Chapitre IV. La belle mais malheureuse relation
Le sujet amoureux a maintenant compris. Si c’était de la géométrie, l’amour serait une pente. Symétrique et même n’existe pas.
Le couple est un enfer de mensurations, le sujet amoureux s’est résigné. Chaque soir, avant d’aller dormir, la question « comment ça va ? » Mais même dans cet état de conscience (très élevé), l’amour peut finir. C’est l’avant-dernière leçon : pire que l’amour imaginaire, il n’y a que le manque d’amour concret et progressif.
Le Sujet Aimant sent un trou dans sa poitrine.
Chapitre V. La relation qui fait le tour de l’immense puis revient
Le Sujet Aimant est de retour en pleine forme, cette fois seul. C’est plus ou moins à ce moment-là que le vieil amour malheureux (4) revient pour jeter un coup d’œil sur le smartphone. C’est là qu’est vécue la déception sentimentale la plus suprême, les cinq minutes de « Qu’est-ce que ça veut maintenant ? ».
Chapitre VI, La relation normale, mieux connue sous le nom de Grand amour.
Le sujet de l’amour en a vraiment assez maintenant. Il en a fini avec l’amour, si les poètes le gardent.
C’est l’instant. La voici venir : la Bonne personne.
Le Sujet Aimant regarde en arrière avec incrédulité, réfléchit à sa collection d’erreurs et se demande pourquoi il n’a pas d’abord commencé à sélectionner des individus sur la base du critère (franchement élémentaire) : cela me traite bien dans l’ensemble, ce n’est pas le cas.
Le sujet amoureux compte les siècles qu’il lui a fallu. Donc cette douleur ne signifiait vraiment rien et n’était d’aucune utilité pour personne ?
Exactement.
Il se dit idiot, le Sujet Aimant. Mais tout n’est pas de sa faute : si c’était un monde juste, « comprendre » ne serait pas un travail d’années.

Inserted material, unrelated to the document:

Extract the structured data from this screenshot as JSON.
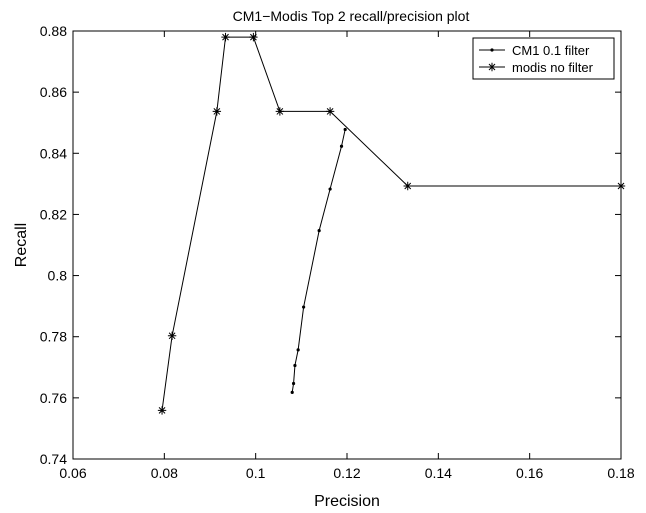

Nous revoilà au chapitre 1, V. – que voulons-nous faire ? Une rose est une rose, et une bombasse est toujours une bombasse.
Je sais qu’espérer est le plus beau sentiment du monde, il n’y a pas de contre-indications. A part un : le temps que vous perdez. Vous pouvez passer des années à voir si un gris se transforme en couleur. « Beaucoup de choses sont possibles mais ont peu de fondement dans la réalité », écrit Philip Roth.
Difficile d’échapper à la maladie collective : tomber amoureux d’un stylo, se voir très peu. Se sentir très peu aussi. C’est le froid de la décennie, c’est le tour de chacun. Ne le faites pas durer trop longtemps. Promets-moi.